From Kabul it took us until sundown to negotiate the two-mile-high passes through the Hindu Kush mountain range and reach Shibergan, the redoubt of Uzbek warlord Rashid Dostum. His men stand accused by human rights groups of allowing hundreds of Taliban and Al Qaeda prisoners of war to suffocate in metal shipping containers, but few here take the charges seriously.

The general's smiling lieutenants asked us to drop by in the morning to have a swim in their leader's new indoor pool, the only one in Afghanistan. But we did not have time to spare.

We left and, several hours later, found a roadside inn where dozens of tribesmen were gathered for the screening of an Indian melodrama. As we continued southwest, the devastation of the country's ongoing drought became more apparent. Nomadic families roamed on camelback from one dried-up riverbed to the next in search of water.

On our fourth day, we made time to stop for a feast of Persian delights and a bit of carpet shopping in Herat, the ancient city of verdant gardens. Next, we drove toward Delaram, a desert oasis between Herat and Kandahar. The truck stop where we put up for the evening was run by a wealthy heroin-smuggling family whose members boasted that business could not have been better despite a much-touted government "crackdown."

Two days later, at dawn, we left for Kandahar, the nexus of the Pashtun heartland and the former home of Al Qaeda and the Taliban. As we arrived in town, a team of US Special Forces, cultivating bushy brown beards, patrolled the streets. The strapping fighters mingled with shop-owners, but never took their fingers off the trigger.

On a side street, we discovered a fruit-preserves factory once run by Al Qaeda. Plastered on the doors of Noor Ali's vegetable stand were photographs of the proprietor's favorite Al Qaeda fighters, posing in uniforms with heavy machineguns on their laps.

Mr. Ali said that Al Qaeda fighters were "like my own brothers, and I would still die for them." As he spoke, Capt. Ali Gul, an Army officer in the new regime, walked in to buy fruit, but first landed the shop owner a verbal slap in the face. "Those stupid enough to be their friends were the only ones fooled!" he said. "Those backwards religious zealots were the ones who supported Al Qaeda with shelter and even handed over our military bases to them – everything we had in this poor country."

But such anti-Al Qaeda sentiments are rare in Kandahar. Unemployed residents, meeting to plan a protest against government officials who laid them off a week earlier, told us that they were prepared to go to the Pakistani border and receive arms from Al Qaeda to fight the Americans if Mr. Karzai did not soon live up to his promises to create jobs and rebuild the economy. "Soon we will all be Al Qaeda again," said Saleh Mohamad, who fidgeted with his long beard. "They won't be able to stop us next time."

Two days later, we left for Kabul at 3:30 a.m. At 5 p.m. we finally hit real pavement, a 40-mile stretch of road built by the Taliban regime, their only contribution to highway development.

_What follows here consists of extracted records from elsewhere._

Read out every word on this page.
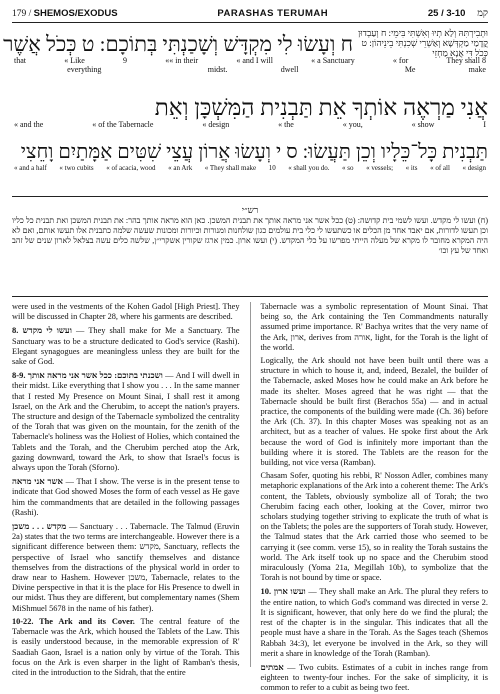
179 / SHEMOS/EXODUS	PARASHAS TERUMAH	25 / 3-10 קמ
וּתְבִירְתִּהּ וְלַא תְיוּ וְאִשְׁתִּי בִּימֵי: ח וְעַבְדוּן קֳדָמַי מַקְדְּשָׁא וְאַשְׁרֵי שְׁכִנְתִּי בֵינֵיהוֹן: ט כְּכֹל דִּי אֲנָא מַחְזֵי
ח וְעָשׂוּ לִי מִקְדָּשׁ וְשָׁכַנְתִּי בְּתוֹכָם: ט כְּכֹל אֲשֶׁר
that	« Like	9	«« in their	« and I will	« a Sanctuary	« for	They shall 8
everything	midst.	dwell	Me	make
אֲנִי מַרְאֶה אוֹתְךָ אֵת תַּבְנִית הַמִּשְׁכָּן וְאֵת
« and the	« of the Tabernacle	« design	« the	« you,	« show	I
תַּבְנִית כָּל־כֵּלָיו וְכֵן תַּעֲשׂוּ: ס י וְעָשׂוּ אֲרוֹן עֲצֵי שִׁטִּים אַמָּתַיִם וָחֵצִי
« and a half « two cubits « of acacia, wood « an Ark « They shall make 10 « shall you do. « so « vessels; « its « of all « design
רש״י
(ח) ועשו לי מקדש. ועשו לשמי בית קדושה: (ט) ככל אשר אני מראה אותך את תבנית המשכן. כאן הוא מראה אותך בהר: את תבנית המשכן ואת תבנית כל כליו וכן תעשו לדורות, אם יאבד אחד מן הכלים או כשתעשו לי כלי בית עולמים כגון שולחנות ומנורות וכיורות ומכונות שעשה שלמה כתבנית אלו תעשו אותם, ואם לא היה המקרא מחובר לו מקרא של מעלה הייתי מפרשו על כלי המקדש. (י) ועשו ארון. כמין ארגז שקורין אשקרי״ן, שלשה כלים עשה בצלאל לארון שנים של זהב ואחד של עץ וכו׳

were used in the vestments of the Kohen Gadol [High Priest]. They will be discussed in Chapter 28, where his garments are described.

8. ועשו לי מקדש — They shall make for Me a Sanctuary. The Sanctuary was to be a structure dedicated to God's service (Rashi). Elegant synagogues are meaningless unless they are built for the sake of God.

8-9. ושכנתי בתוכם: ככל אשר אני מראה אותך — And I will dwell in their midst. Like everything that I show you . . . In the same manner that I rested My Presence on Mount Sinai, I shall rest it among Israel, on the Ark and the Cherubim, to accept the nation's prayers. The structure and design of the Tabernacle symbolized the centrality of the Torah that was given on the mountain, for the zenith of the Tabernacle's holiness was the Holiest of Holies, which contained the Tablets and the Torah, and the Cherubim perched atop the Ark, gazing downward, toward the Ark, to show that Israel's focus is always upon the Torah (Sforno).

אשר אני מראה — That I show. The verse is in the present tense to indicate that God showed Moses the form of each vessel as He gave him the commandments that are detailed in the following passages (Rashi).

מקדש . . . משכן — Sanctuary . . . Tabernacle. The Talmud (Eruvin 2a) states that the two terms are interchangeable. However there is a significant difference between them: מקדש, Sanctuary, reflects the perspective of Israel who sanctify themselves and distance themselves from the distractions of the physical world in order to draw near to Hashem. However משכן, Tabernacle, relates to the Divine perspective in that it is the place for His Presence to dwell in our midst. Thus they are different, but complementary names (Shem MiShmuel 5678 in the name of his father).

10-22. The Ark and its Cover. The central feature of the Tabernacle was the Ark, which housed the Tablets of the Law. This is easily understood because, in the memorable expression of R' Saadiah Gaon, Israel is a nation only by virtue of the Torah. This focus on the Ark is even sharper in the light of Ramban's thesis, cited in the introduction to the Sidrah, that the entire

Tabernacle was a symbolic representation of Mount Sinai. That being so, the Ark containing the Ten Commandments naturally assumed prime importance. R' Bachya writes that the very name of the Ark, ארון, derives from אורה, light, for the Torah is the light of the world.

Logically, the Ark should not have been built until there was a structure in which to house it, and, indeed, Bezalel, the builder of the Tabernacle, asked Moses how he could make an Ark before he made its shelter. Moses agreed that he was right — that the Tabernacle should be built first (Berachos 55a) — and in actual practice, the components of the building were made (Ch. 36) before the Ark (Ch. 37). In this chapter Moses was speaking not as an architect, but as a teacher of values. He spoke first about the Ark because the word of God is infinitely more important than the building where it is stored. The Tablets are the reason for the building, not vice versa (Ramban).

Chasam Sofer, quoting his rebbi, R' Nosson Adler, combines many metaphoric explanations of the Ark into a coherent theme: The Ark's content, the Tablets, obviously symbolize all of Torah; the two Cherubim facing each other, looking at the Cover, mirror two scholars studying together striving to explicate the truth of what is on the Tablets; the poles are the supporters of Torah study. However, the Talmud states that the Ark carried those who seemed to be carrying it (see comm. verse 15), so in reality the Torah sustains the world. The Ark itself took up no space and the Cherubim stood miraculously (Yoma 21a, Megillah 10b), to symbolize that the Torah is not bound by time or space.

10. ועשו ארון — They shall make an Ark. The plural they refers to the entire nation, to which God's command was directed in verse 2. It is significant, however, that only here do we find the plural; the rest of the chapter is in the singular. This indicates that all the people must have a share in the Torah. As the Sages teach (Shemos Rabbah 34:3), let everyone be involved in the Ark, so they will merit a share in knowledge of the Torah (Ramban).

אמתים — Two cubits. Estimates of a cubit in inches range from eighteen to twenty-four inches. For the sake of simplicity, it is common to refer to a cubit as being two feet.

At the gates of Kabul, several soldiers from the US-friendly Northern Alliance stopped our driver and chided him for having an "infidel" American on board.

We passed into Kabul as the sun cast a rosy pall over the dusty streets. We were greeted with news that couldn't have been more encouraging after a back-jarring week.

President Bush had just spoken on the phone with Hamid Karzai and promised that the United States, Japan, and Saudi Arabia would give Afghanistan $180 million to rebuild the 600-mile stretch of road we had driven from Herat to Kandahar.